How is congestive heart failure prevented?

Avoiding the conditions that contribute to it or carefully managing the conditions if they develop prevents heart failure.

  • Stopping smoking

Smoking is a major factor in arterial damage that can cause heart failure. Stopping smoking or better still not starting. Also, secondhand smokers are not except.

  • Healthy diet

Foods containing little saturated fat, trans fat, sugar or sodium are discouraged. Smart eating is advised viz fruits and vegetables, low-fat dairy, lean protein such as chicken without the skin, and “good” fats such as those found in olive oil, fish and avocadoes. 

  • Weight reduction

Lose weight if overweight. Along with diet, being physically active helps achieve this goal and is also great for the heart.

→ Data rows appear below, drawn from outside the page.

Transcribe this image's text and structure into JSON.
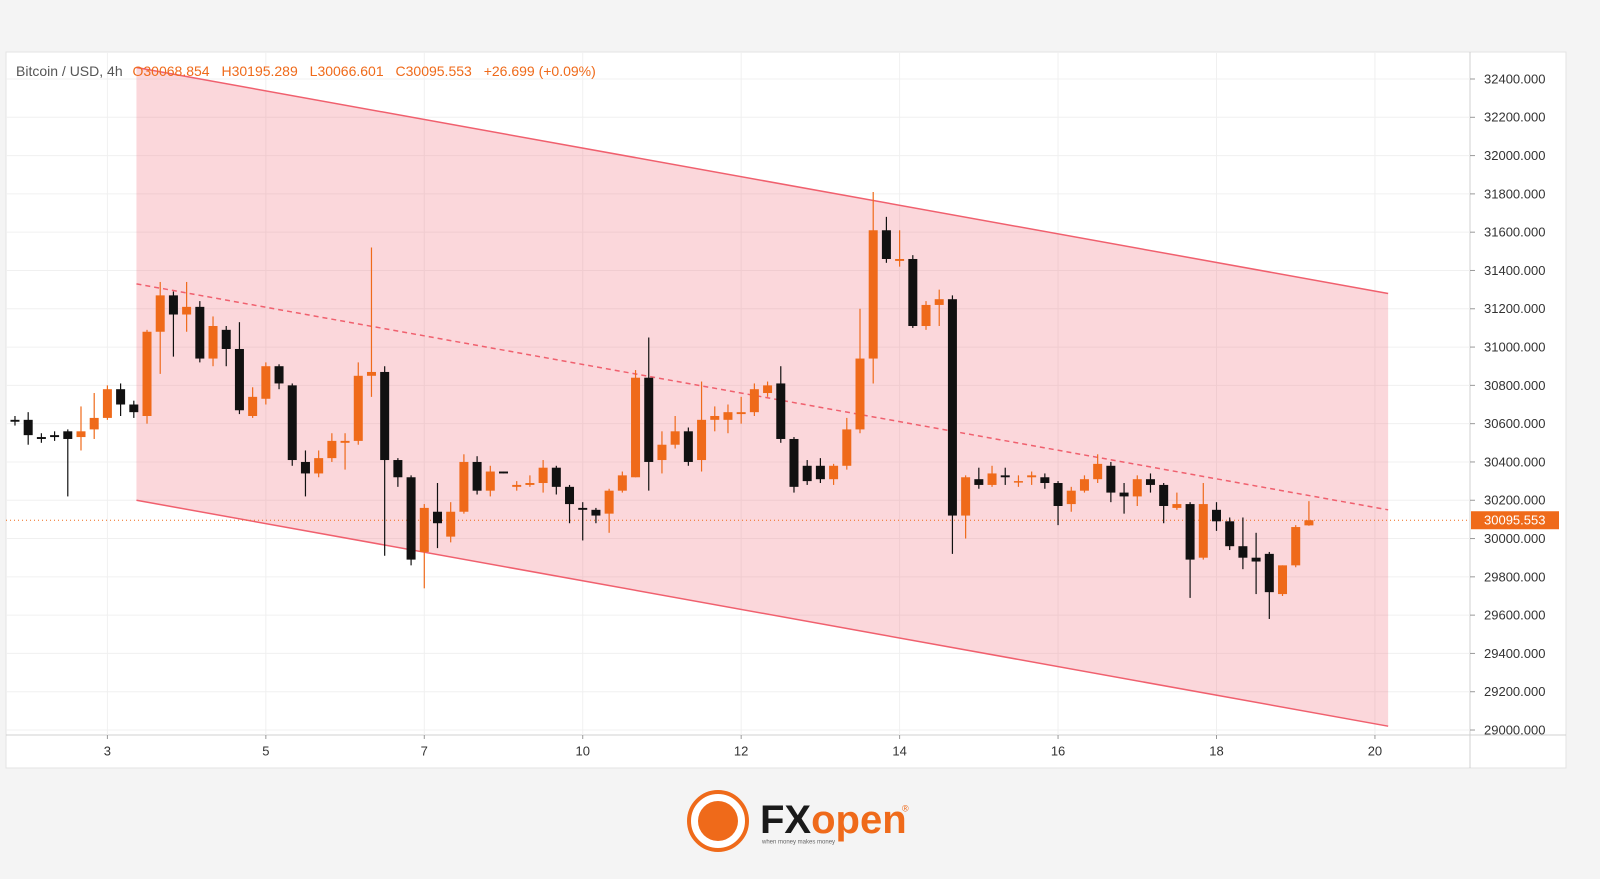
{
  "chart_data": {
    "type": "candlestick",
    "header": {
      "symbol": "Bitcoin / USD, 4h",
      "open": "O30068.854",
      "high": "H30195.289",
      "low": "L30066.601",
      "close": "C30095.553",
      "change": "+26.699 (+0.09%)"
    },
    "up_color": "#ef6a1a",
    "down_color": "#111111",
    "open": [
      30620,
      30620,
      30530,
      30540,
      30560,
      30530,
      30570,
      30630,
      30780,
      30700,
      30640,
      31080,
      31270,
      31170,
      31210,
      30940,
      31090,
      30990,
      30640,
      30730,
      30900,
      30800,
      30400,
      30340,
      30420,
      30500,
      30510,
      30850,
      30870,
      30410,
      30320,
      29930,
      30140,
      30010,
      30140,
      30400,
      30250,
      30350,
      30270,
      30280,
      30290,
      30370,
      30270,
      30160,
      30150,
      30130,
      30250,
      30320,
      30840,
      30410,
      30490,
      30560,
      30410,
      30620,
      30620,
      30650,
      30660,
      30760,
      30810,
      30520,
      30380,
      30380,
      30310,
      30380,
      30570,
      30940,
      31610,
      31450,
      31460,
      31110,
      31220,
      31250,
      30120,
      30310,
      30280,
      30330,
      30300,
      30320,
      30320,
      30290,
      30180,
      30250,
      30310,
      30380,
      30240,
      30220,
      30310,
      30280,
      30160,
      30180,
      29900,
      30150,
      30090,
      29960,
      29900,
      29920,
      29710,
      29860,
      30068.854
    ],
    "high": [
      30640,
      30660,
      30550,
      30560,
      30570,
      30690,
      30760,
      30800,
      30810,
      30720,
      31090,
      31340,
      31290,
      31340,
      31240,
      31160,
      31110,
      31130,
      30790,
      30920,
      30910,
      30810,
      30460,
      30460,
      30550,
      30550,
      30920,
      31520,
      30900,
      30420,
      30330,
      30180,
      30290,
      30190,
      30440,
      30430,
      30380,
      30350,
      30300,
      30330,
      30410,
      30380,
      30280,
      30190,
      30160,
      30260,
      30350,
      30880,
      31050,
      30560,
      30640,
      30580,
      30820,
      30690,
      30700,
      30740,
      30810,
      30820,
      30900,
      30530,
      30410,
      30420,
      30390,
      30630,
      31200,
      31810,
      31680,
      31610,
      31480,
      31240,
      31300,
      31270,
      30330,
      30370,
      30380,
      30370,
      30330,
      30350,
      30340,
      30300,
      30270,
      30330,
      30440,
      30400,
      30290,
      30330,
      30340,
      30290,
      30240,
      30190,
      30290,
      30190,
      30110,
      30110,
      30030,
      29930,
      29860,
      30070,
      30195.289
    ],
    "low": [
      30590,
      30490,
      30500,
      30510,
      30220,
      30460,
      30520,
      30620,
      30640,
      30630,
      30600,
      30860,
      30950,
      31080,
      30920,
      30900,
      30900,
      30650,
      30630,
      30700,
      30780,
      30380,
      30220,
      30320,
      30400,
      30360,
      30490,
      30740,
      29910,
      30270,
      29860,
      29740,
      29950,
      29980,
      30130,
      30230,
      30220,
      30340,
      30250,
      30270,
      30240,
      30230,
      30080,
      29990,
      30080,
      30030,
      30240,
      30320,
      30250,
      30340,
      30470,
      30380,
      30350,
      30560,
      30550,
      30600,
      30640,
      30740,
      30500,
      30240,
      30280,
      30290,
      30280,
      30360,
      30550,
      30810,
      31440,
      31420,
      31100,
      31090,
      31110,
      29920,
      30000,
      30260,
      30270,
      30280,
      30270,
      30280,
      30260,
      30070,
      30140,
      30240,
      30290,
      30190,
      30130,
      30170,
      30240,
      30080,
      30150,
      29690,
      29890,
      30040,
      29940,
      29840,
      29710,
      29580,
      29700,
      29850,
      30066.601
    ],
    "close": [
      30610,
      30540,
      30520,
      30530,
      30520,
      30560,
      30630,
      30780,
      30700,
      30660,
      31080,
      31270,
      31170,
      31210,
      30940,
      31110,
      30990,
      30670,
      30740,
      30900,
      30810,
      30410,
      30340,
      30420,
      30510,
      30510,
      30850,
      30870,
      30410,
      30320,
      29890,
      30160,
      30080,
      30140,
      30400,
      30250,
      30350,
      30340,
      30280,
      30290,
      30370,
      30270,
      30180,
      30150,
      30120,
      30250,
      30330,
      30840,
      30400,
      30490,
      30560,
      30400,
      30620,
      30640,
      30660,
      30660,
      30780,
      30800,
      30520,
      30270,
      30300,
      30310,
      30380,
      30570,
      30940,
      31610,
      31460,
      31460,
      31110,
      31220,
      31250,
      30120,
      30320,
      30280,
      30340,
      30320,
      30300,
      30330,
      30290,
      30170,
      30250,
      30310,
      30390,
      30240,
      30220,
      30310,
      30280,
      30170,
      30180,
      29890,
      30180,
      30090,
      29960,
      29900,
      29880,
      29720,
      29860,
      30060,
      30095.553
    ],
    "channel": {
      "x": [
        9.2,
        104
      ],
      "upper": [
        32460,
        31280
      ],
      "middle": [
        31330,
        30150
      ],
      "lower": [
        30200,
        29020
      ],
      "color": "#f0606e"
    },
    "last_price": {
      "value": 30095.553,
      "label": "30095.553"
    },
    "xlim": [
      -0.68,
      110.2
    ],
    "ylim": [
      28974,
      32541
    ],
    "xticks": [
      {
        "value": 7,
        "label": "3"
      },
      {
        "value": 19,
        "label": "5"
      },
      {
        "value": 31,
        "label": "7"
      },
      {
        "value": 43,
        "label": "10"
      },
      {
        "value": 55,
        "label": "12"
      },
      {
        "value": 67,
        "label": "14"
      },
      {
        "value": 79,
        "label": "16"
      },
      {
        "value": 91,
        "label": "18"
      },
      {
        "value": 103,
        "label": "20"
      }
    ],
    "yticks": [
      {
        "value": 29000,
        "label": "29000.000"
      },
      {
        "value": 29200,
        "label": "29200.000"
      },
      {
        "value": 29400,
        "label": "29400.000"
      },
      {
        "value": 29600,
        "label": "29600.000"
      },
      {
        "value": 29800,
        "label": "29800.000"
      },
      {
        "value": 30000,
        "label": "30000.000"
      },
      {
        "value": 30200,
        "label": "30200.000"
      },
      {
        "value": 30400,
        "label": "30400.000"
      },
      {
        "value": 30600,
        "label": "30600.000"
      },
      {
        "value": 30800,
        "label": "30800.000"
      },
      {
        "value": 31000,
        "label": "31000.000"
      },
      {
        "value": 31200,
        "label": "31200.000"
      },
      {
        "value": 31400,
        "label": "31400.000"
      },
      {
        "value": 31600,
        "label": "31600.000"
      },
      {
        "value": 31800,
        "label": "31800.000"
      },
      {
        "value": 32000,
        "label": "32000.000"
      },
      {
        "value": 32200,
        "label": "32200.000"
      },
      {
        "value": 32400,
        "label": "32400.000"
      }
    ],
    "grid": true
  },
  "logo": {
    "brand_a": "FX",
    "brand_b": "open",
    "registered": "®",
    "tagline": "when money makes money"
  }
}
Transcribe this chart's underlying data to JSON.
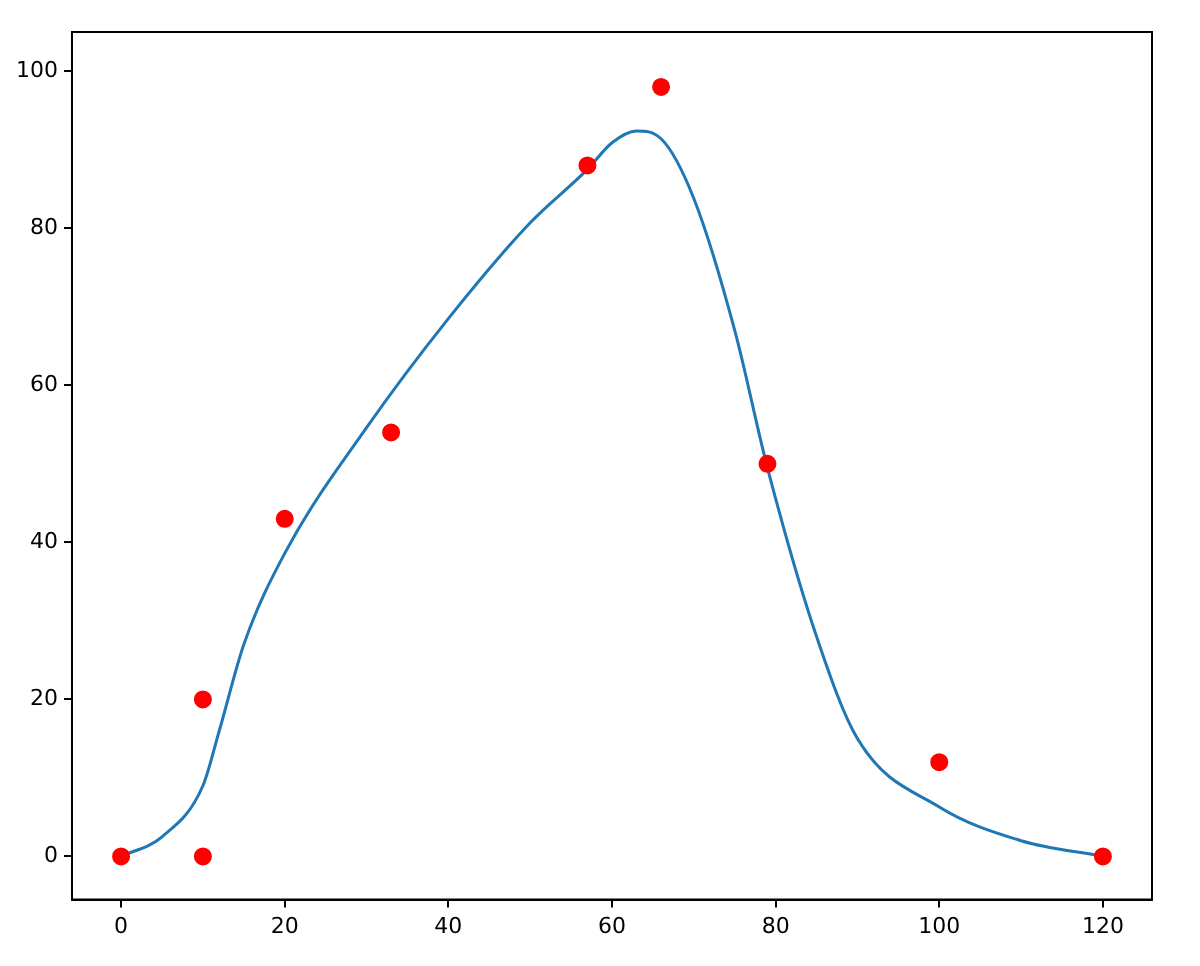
{
  "chart_data": {
    "type": "scatter",
    "xlim": [
      -6,
      126
    ],
    "ylim": [
      -5.5,
      105
    ],
    "xticks": [
      0,
      20,
      40,
      60,
      80,
      100,
      120
    ],
    "yticks": [
      0,
      20,
      40,
      60,
      80,
      100
    ],
    "grid": false,
    "legend": false,
    "series": [
      {
        "color": "#ff0000",
        "marker": "circle",
        "x": [
          0,
          10,
          10,
          20,
          33,
          57,
          66,
          79,
          100,
          120
        ],
        "values": [
          0,
          20,
          0,
          43,
          54,
          88,
          98,
          50,
          12,
          0
        ]
      },
      {
        "type": "line",
        "color": "#1f77b4",
        "marker": "none",
        "line_style": "solid",
        "x": [
          0,
          5,
          10,
          12,
          15,
          20,
          30,
          40,
          50,
          57,
          60,
          63,
          66,
          70,
          75,
          79,
          85,
          90,
          100,
          110,
          120
        ],
        "values": [
          0,
          2.5,
          9,
          16,
          27,
          38.6,
          54.6,
          68.5,
          80.7,
          87.5,
          90.9,
          92.4,
          91.4,
          83.8,
          67,
          49.5,
          28,
          15,
          6.3,
          2,
          0
        ]
      }
    ]
  }
}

  • Dealing with comorbidities

Patients with other heart diseases or related conditions should closely follow the treatment program advised. 

Conclusion

There’s no cure for heart failure and it worsens over time, so you need to be familiar with changes in your body. Some of these can be addressed with different medications.

Treatment aims to relieve symptoms and slow further damage. The exact plan depends on the stage and type of heart failure, underlying conditions and the individual patient.